Em Larrasoaña o Camino continuava por fora do 'pueblo', mas decidi entrar para conhecer o meu objectivo frustrado do dia anterior. Encontrei um agrupamento de peregrinos entre os quais se encontravam duas alemãs que conhecera no albergue em Zubiri. Disseram-me que chegara mesmo a tempo para o autocarro. O quê?! É certo que cada um tem o seu Camino, mas aquilo era algo que não conseguia compreender. Nos dias seguintes fui tomando conhecimento das imensas formas de "batota" da peregrinação. Muitos faziam percursos de autocarro, ou apenas parte parcial dele. Outros chamavam um táxi a meio da etapa. Existia uma rede de transporte de mochilas para satisfazer aqueles que gostavam de caminhar leves. De início fiquei desiludido, mas com o tempo passei a olhar para essas pessoas não como peregrinos, mas como algo diferente. De facto, existia o termo "turigrino" pelo Camino, um termo depreciativo para se referir a turistas no Camino e não a peregrinos que juraram fazer cada centímetro do Camino a pé, aconteça o que acontecer.

Larrasoaña

Finalmente parara de chover. O céu estava azul e o sol brilhava. Estava tudo verde. O cheiro da manhã era animador. Estavam 20º, um dia perfeito para caminhar.

Escadas como esta eram um autêntico desafio

O percurso até Burlada fez-se com imensas dificuldades nas descidas. Reencontrei Francesca que também estava com enormes dores na perna. Também estava a tomar Voltarem e mostrou-me a ligadura que tinha no joelho direito. Notava-se que estava com dores. Caminhávamos os dois lentamente. Eu e a Francesca tínhamos um enorme problema de comunicação. Ela apenas falava italiano. Eu não falava italiano. Comunicávamos num "espaliano" que frustrava em muito a minha vontade de falar mais ou exprimir pensamentos mais complexos.

Camino

O mesmo campo, depois de subir um pouco. As subidas eram fáceis.

Quando cheguei a Burlada parei num café para descansar um pouco. O dono do café disse-me que faltavam 5km até Pamplona. Ia conseguir! Francesca já não conseguia andar mais. Ficou ali.

Entrada de Burlada

O percurso seria todo por dentro da cidade. Foi fácil! Nem dei por entrar em Pamplona. Só quando vi no guia que a entrada era pela ponte de la Magdalena, atrás de mim, é que soube que já me encontrava na cidade.

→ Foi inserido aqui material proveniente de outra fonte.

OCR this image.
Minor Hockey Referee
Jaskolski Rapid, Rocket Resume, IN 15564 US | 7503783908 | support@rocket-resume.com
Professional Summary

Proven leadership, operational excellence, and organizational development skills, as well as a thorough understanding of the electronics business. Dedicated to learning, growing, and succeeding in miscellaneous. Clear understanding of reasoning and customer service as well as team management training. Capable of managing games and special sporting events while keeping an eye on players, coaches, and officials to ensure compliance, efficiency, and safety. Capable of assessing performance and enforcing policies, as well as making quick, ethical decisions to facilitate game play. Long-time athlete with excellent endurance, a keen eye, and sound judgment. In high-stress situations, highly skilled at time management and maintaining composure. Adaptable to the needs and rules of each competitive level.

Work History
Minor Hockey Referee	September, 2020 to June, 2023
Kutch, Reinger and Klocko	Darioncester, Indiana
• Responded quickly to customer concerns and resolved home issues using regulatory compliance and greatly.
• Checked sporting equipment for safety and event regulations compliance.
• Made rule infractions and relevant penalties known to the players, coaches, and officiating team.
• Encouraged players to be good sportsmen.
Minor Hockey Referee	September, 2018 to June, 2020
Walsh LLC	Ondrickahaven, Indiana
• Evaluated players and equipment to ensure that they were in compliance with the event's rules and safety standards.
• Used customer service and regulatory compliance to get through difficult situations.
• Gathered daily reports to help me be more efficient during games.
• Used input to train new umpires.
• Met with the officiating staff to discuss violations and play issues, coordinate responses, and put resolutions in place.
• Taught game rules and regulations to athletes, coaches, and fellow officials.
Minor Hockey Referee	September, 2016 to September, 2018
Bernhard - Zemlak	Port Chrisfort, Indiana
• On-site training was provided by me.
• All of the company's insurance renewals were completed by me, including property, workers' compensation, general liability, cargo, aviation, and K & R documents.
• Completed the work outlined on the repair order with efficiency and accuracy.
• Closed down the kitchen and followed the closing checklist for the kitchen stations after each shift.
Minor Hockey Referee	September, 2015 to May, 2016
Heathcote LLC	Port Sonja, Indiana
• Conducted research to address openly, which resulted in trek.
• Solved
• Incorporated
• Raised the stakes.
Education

Puente de la Magdalena sobre o rio Arga

Tentei encontrar o albergue pelo mapa, mas não consegui. Segui então dois peregrinos espanhóis. Ainda demorou um pouco até me aperceber que estavam a fazer o roteiro turístico pela cidade antes de irem para o albergue. Bolas! Uma lição que se aprendia rapidamente no Camino era o de nunca seguir cegamente outros peregrinos.

Seguindo os peregrinos Espanhóis lá ao fundo...

Perguntei onde ficava o albergue. Indicaram-me que existia um totalmente novo, mesmo no centro do "casco antiguo" da cidade, que ainda não surgia nos guias do Camino. Fui até lá. Situava-se no seminário episcopal, um edifício de 1782, totalmente remodelado por dentro e recuperado por fora. Que albergue! Muito acolhedor, com condições fenomenais.

Entrada do albergue em Pamplona

Estava muito feliz por ter conseguido chegar até Pamplona. No dia anterior não poderia estar mais desanimado. Mas naquele momento, sentia que iria conseguir. Não teria que parar. Apetecia-me sorrir o tempo inteiro.

Ruas de Pamplona. Antes das 16:30, obviamente!